The narrative surrounding the 2017 Rangers coming into Spring Training was that this season is the closing of a window. And yet, in the bottom of the ninth inning, the team pulled to within a run when a 21-year old right fielder (Nomar Mazara) led off the inning with a double and scored when Mike Napoli’s subsequent double bounced off the bottom of the wall in left-center field. And far be it from me to claim to know how windows open or close, but the next three batters profiled as such:

23-year-old second baseman who hit 33 home runs last season (plus two in the first game of this season).
24-year-old super-utility player who was once the #1 rated prospect in all of baseball, and starred in the World Baseball Classic this Spring
23-year-old He-Man who Please Please MLB Please put him in the Home Run Derby this season.

It is here, of course, that we must pause and admit: all three of those guys struck out, and the Rangers lost the game 4-3. But still, it matters that they are getting high-leverage at-bats, and we need a little optimism because the Rangers are 0-2 and it’s mathematically possible that they could go 0-162, so let’s look on the bright side, shall we?

First!
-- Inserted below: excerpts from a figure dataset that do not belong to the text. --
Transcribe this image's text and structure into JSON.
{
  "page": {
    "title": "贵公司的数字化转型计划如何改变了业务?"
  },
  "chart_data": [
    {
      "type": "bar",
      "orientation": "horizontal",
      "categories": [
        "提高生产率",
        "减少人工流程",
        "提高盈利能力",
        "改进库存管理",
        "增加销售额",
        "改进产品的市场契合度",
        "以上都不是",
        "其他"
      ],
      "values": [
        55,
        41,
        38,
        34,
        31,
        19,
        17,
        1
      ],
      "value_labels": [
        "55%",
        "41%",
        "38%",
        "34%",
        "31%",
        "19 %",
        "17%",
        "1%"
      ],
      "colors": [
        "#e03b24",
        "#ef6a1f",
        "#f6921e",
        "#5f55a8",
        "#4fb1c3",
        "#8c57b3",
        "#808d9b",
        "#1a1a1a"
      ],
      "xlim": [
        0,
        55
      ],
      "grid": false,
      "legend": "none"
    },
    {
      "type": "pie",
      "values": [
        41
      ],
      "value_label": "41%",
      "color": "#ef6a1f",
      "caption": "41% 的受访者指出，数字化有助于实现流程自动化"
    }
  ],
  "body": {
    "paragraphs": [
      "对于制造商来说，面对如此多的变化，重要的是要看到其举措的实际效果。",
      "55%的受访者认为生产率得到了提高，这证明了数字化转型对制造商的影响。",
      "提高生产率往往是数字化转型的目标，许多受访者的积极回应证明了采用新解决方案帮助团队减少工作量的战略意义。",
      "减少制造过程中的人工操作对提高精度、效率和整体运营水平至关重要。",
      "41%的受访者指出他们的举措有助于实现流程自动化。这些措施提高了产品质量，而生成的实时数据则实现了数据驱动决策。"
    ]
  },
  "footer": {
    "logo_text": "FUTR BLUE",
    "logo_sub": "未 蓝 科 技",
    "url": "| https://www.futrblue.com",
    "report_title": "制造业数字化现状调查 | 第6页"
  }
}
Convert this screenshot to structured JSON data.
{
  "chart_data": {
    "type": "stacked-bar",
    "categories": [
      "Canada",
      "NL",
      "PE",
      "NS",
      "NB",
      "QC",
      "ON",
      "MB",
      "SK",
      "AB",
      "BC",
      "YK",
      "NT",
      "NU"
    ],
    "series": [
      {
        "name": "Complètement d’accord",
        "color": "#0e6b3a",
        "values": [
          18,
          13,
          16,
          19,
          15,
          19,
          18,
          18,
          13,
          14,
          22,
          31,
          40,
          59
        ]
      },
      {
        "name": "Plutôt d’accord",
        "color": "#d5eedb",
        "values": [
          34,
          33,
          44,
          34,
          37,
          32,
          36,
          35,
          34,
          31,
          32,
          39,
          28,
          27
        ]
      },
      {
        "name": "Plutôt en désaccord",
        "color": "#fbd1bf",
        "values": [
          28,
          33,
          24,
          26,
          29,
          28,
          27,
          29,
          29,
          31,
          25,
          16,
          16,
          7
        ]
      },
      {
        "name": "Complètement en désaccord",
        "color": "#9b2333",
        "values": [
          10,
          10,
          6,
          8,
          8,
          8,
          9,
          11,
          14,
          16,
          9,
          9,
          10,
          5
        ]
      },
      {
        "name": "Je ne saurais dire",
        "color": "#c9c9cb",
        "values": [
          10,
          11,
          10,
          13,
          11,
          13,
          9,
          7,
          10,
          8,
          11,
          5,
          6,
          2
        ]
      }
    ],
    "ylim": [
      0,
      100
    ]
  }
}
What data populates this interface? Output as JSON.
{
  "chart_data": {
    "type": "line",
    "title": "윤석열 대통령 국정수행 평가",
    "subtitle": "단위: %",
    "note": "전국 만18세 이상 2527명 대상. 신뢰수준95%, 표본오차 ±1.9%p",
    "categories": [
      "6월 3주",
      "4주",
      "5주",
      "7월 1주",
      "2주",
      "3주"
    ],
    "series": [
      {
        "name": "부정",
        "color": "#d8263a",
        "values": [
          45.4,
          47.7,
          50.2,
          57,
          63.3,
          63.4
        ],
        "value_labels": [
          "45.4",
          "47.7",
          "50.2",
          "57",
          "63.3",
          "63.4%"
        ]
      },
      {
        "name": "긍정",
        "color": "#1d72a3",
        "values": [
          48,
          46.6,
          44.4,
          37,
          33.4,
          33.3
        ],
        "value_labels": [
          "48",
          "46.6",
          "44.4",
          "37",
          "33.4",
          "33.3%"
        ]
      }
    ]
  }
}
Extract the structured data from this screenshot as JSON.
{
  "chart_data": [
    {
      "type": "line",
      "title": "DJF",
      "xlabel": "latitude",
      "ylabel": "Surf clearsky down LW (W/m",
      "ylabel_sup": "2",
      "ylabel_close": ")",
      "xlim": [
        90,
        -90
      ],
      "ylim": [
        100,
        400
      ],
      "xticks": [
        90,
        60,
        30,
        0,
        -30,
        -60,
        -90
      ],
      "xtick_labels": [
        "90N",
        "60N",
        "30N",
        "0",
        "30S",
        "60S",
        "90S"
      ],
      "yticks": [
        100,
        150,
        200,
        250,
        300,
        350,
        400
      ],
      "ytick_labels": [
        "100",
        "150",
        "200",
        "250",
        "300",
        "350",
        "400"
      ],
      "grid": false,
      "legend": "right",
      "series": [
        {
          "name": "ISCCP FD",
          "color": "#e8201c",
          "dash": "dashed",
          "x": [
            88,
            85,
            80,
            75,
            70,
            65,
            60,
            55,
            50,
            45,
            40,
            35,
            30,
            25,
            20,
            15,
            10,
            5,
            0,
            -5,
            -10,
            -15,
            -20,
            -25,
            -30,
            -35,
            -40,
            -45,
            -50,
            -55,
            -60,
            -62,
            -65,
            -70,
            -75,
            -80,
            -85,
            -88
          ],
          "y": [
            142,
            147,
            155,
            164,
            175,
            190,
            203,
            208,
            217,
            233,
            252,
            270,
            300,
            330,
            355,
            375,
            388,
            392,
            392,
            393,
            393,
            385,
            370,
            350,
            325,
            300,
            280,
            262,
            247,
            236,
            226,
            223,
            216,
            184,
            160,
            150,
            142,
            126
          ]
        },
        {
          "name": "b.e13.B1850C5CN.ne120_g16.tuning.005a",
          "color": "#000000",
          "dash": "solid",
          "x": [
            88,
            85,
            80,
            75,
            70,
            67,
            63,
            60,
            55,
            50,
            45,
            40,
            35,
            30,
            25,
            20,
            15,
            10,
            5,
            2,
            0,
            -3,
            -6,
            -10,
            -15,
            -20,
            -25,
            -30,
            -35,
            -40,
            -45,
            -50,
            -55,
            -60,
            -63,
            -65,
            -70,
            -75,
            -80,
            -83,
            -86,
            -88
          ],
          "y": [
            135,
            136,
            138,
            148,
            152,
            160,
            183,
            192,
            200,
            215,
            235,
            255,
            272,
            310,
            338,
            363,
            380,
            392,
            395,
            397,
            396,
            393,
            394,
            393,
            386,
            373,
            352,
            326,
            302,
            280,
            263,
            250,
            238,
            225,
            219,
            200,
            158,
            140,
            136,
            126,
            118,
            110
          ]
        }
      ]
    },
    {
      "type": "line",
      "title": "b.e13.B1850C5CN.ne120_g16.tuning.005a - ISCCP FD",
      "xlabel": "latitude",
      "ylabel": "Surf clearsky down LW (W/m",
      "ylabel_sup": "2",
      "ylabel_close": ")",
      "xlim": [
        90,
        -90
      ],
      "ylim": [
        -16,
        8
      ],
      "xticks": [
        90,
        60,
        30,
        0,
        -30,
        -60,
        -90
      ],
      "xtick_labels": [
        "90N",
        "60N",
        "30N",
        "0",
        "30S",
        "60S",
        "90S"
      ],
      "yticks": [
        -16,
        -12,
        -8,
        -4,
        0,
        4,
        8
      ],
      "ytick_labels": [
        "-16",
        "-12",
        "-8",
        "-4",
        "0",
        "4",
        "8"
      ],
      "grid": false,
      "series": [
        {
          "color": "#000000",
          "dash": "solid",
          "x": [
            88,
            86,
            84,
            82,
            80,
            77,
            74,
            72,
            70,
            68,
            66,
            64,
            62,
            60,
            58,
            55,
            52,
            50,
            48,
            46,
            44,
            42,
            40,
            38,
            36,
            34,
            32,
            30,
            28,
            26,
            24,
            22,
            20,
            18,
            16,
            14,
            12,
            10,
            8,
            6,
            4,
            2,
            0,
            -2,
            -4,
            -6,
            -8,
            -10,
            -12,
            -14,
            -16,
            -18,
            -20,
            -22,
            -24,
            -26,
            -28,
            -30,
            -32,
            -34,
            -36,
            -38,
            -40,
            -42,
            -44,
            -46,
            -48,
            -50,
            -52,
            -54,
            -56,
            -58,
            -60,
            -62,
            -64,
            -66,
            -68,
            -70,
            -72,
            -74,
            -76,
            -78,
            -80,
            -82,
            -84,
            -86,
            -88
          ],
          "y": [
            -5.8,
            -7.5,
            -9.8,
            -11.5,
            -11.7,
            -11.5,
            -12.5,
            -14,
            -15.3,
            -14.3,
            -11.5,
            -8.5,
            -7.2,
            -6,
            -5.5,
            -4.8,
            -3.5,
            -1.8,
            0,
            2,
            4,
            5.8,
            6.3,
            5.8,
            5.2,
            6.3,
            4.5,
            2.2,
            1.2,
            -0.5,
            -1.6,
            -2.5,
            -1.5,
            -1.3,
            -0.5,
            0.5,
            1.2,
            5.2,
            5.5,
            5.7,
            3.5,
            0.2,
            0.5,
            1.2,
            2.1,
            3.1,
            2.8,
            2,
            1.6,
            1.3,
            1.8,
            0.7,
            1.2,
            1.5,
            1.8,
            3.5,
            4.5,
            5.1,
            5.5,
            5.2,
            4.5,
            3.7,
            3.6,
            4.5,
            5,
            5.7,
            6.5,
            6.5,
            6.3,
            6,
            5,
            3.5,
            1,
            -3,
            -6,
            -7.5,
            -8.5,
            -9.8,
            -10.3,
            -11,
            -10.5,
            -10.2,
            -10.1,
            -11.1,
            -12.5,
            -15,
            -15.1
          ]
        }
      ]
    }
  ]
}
Martin Perez’ outing was better than it looked! Kind of! Okay, the first run was bad. Carlos Santana led off the game with a home run. No real way to spin that to the positive. In the second inning, however, both Cleveland runs scored on grounders that just so happened to be directed at the empty parts of the infield. It was 3-0 by then, and Martin Perez had thrown 46 pitches. I expected to see Mike Hauschild.

Second! We did not see Mike Hauschild! No offense to Mike. It will be a great day for him when he makes his MLB debut. But Perez settled right in and needed only another 46 pitches to get through the next 4 innings.

Third! Joey Gallo hit his first home run of 2017 and it was pure visceral beauty; the sort of sensation you get when you see a nature film and a shark jumps out of the water and eats a fish, except this fish went 443 feet long and 134 feet high, and did so at 115.6 miles per hour. It was the weirdest tallest home run I’ve ever seen, and it took Statcast until after the game to figure out what exactly this thing was that we had all beheld.

If you saw the game, you may be thinking “Hang on: how did that only go 443, especially if Nomar Mazara’s went 491 last season, and this one went higher up in the upper deck?

That’s a good question, and I’ll tell you the answer: Nomar Mazara’s ball was on a mission to get to the seats as fast as possible. It was hit at a 27-degree angle, which means that if the stands hadn’t been there, it would have just kept on going for quite some time. Gallo’s shot? It was returning from the scene of a crime: space. Joey’s ball went to space, made an attempt on the life of the moon, and then tried to hide in the right field bleachers on its way back to Earth.


Fourth! Jose Leclerc looked great! Leclerc is also just 23, and had a grand total of 15 MLB innings pitched coming into tonight. He pitched two innings, striking out three, and allowing zero baserunners.

Maybe this optimism feels false to you. Yeah, the Rangers are walking too many batters and Nomar Mazara definitely shouldn’t have tried for second base in the third inning. That was a big play and you could argue it cost the team a chance to take the lead. But last season, the Rangers won 95 games–ninety five games!–and it felt like all anyone could talk about was how it was smoke and mirrors and cluster luck and one-run games. So it feels like we’re entitled to one night where the team loses and all we talk about is the hopeful stuff, as an act of rebellion.


Perhaps tomorrow, the team will win, and we can get back to being grumpy about it.